One morning, 30-year old Lisa Allen awoke disoriented and lit a plastic pen, mistakenly thinking it was a Marlboro cigarette.
A habitual smoker since age 16, the smell of burning plastic jolted her and unleashed a “wave of sadness” she expressed by crying intensely while lying in bed and taking an inventory of her life, featuring a failed marriage and an inability to successful hold jobs for more than a year.
Shortly afterward, sparked into action, Lisa formed a vision of visiting Egypt and making a trek through the desert in about year.
Not an easy vision to fulfill when you’re overweight, in poor physical condition, have an empty savings account, and dim prospects for future success.
Lisa, however, stuck with her guns and kicked off her life-changing efforts by quitting smoking, a habit she’d maintained for nearly half her life.

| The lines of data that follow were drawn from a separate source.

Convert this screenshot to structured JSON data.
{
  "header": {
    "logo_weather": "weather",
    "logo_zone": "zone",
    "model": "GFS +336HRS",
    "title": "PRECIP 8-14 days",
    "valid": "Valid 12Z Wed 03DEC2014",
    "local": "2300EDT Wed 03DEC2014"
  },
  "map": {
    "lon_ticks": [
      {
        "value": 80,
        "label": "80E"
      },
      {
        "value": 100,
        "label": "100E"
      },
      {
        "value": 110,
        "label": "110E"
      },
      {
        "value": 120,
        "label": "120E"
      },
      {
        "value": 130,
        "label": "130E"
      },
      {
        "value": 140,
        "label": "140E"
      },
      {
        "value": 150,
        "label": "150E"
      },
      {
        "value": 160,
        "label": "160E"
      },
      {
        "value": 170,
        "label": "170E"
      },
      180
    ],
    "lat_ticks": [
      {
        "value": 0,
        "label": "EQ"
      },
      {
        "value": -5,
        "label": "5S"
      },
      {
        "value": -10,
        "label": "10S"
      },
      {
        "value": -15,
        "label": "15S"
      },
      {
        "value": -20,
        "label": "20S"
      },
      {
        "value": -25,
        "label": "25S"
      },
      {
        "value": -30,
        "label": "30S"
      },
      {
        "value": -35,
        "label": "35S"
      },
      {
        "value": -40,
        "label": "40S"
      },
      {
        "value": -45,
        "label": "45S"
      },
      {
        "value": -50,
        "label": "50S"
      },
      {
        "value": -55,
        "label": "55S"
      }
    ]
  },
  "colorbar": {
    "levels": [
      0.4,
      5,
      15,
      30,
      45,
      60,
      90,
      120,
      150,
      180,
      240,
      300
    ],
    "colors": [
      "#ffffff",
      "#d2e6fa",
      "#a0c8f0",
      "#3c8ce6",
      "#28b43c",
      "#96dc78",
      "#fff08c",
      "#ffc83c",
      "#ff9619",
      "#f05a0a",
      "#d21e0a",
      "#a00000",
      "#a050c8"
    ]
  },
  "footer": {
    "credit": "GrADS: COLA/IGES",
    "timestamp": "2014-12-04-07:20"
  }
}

Lisa Allen’s journey was the first story highlighted in Charles Duhigg’s new book, The Power of Habit: Why We Do What We Do in Life and Business.
Duhigg, an investigative reporter for The New York Times, examines how our lives and daily actions are strongly-influenced by our habits, such as Lisa’s first instinct to seek the Marlboro when she woke up stressed and anxious that morning.
Now 34, Lisa’s success in quitting smoking and changing what Duhigg described as a “keystone habit” led to a positive domino effect where over 4 years, she lost 60 pounds, bought a home, started a master’s degree, found career success, and even ran a marathon.
One of the reasons why the scientists cited in Duhigg’s book liked Lisa was that they were able to clearly see the parts of the brain warehousing her old and new habits, and how the new habits overrode the old ones over time.
The Power of Habit is a good read, balancing personal storytelling with relevant scientific and sociological research.
And yes, Lisa did succeed in her goal to trek through Egypt. Although it was part of an air-conditioned caravan with 6 other travelers and not a pith-helmeted “Indiana Jones like” vision quest.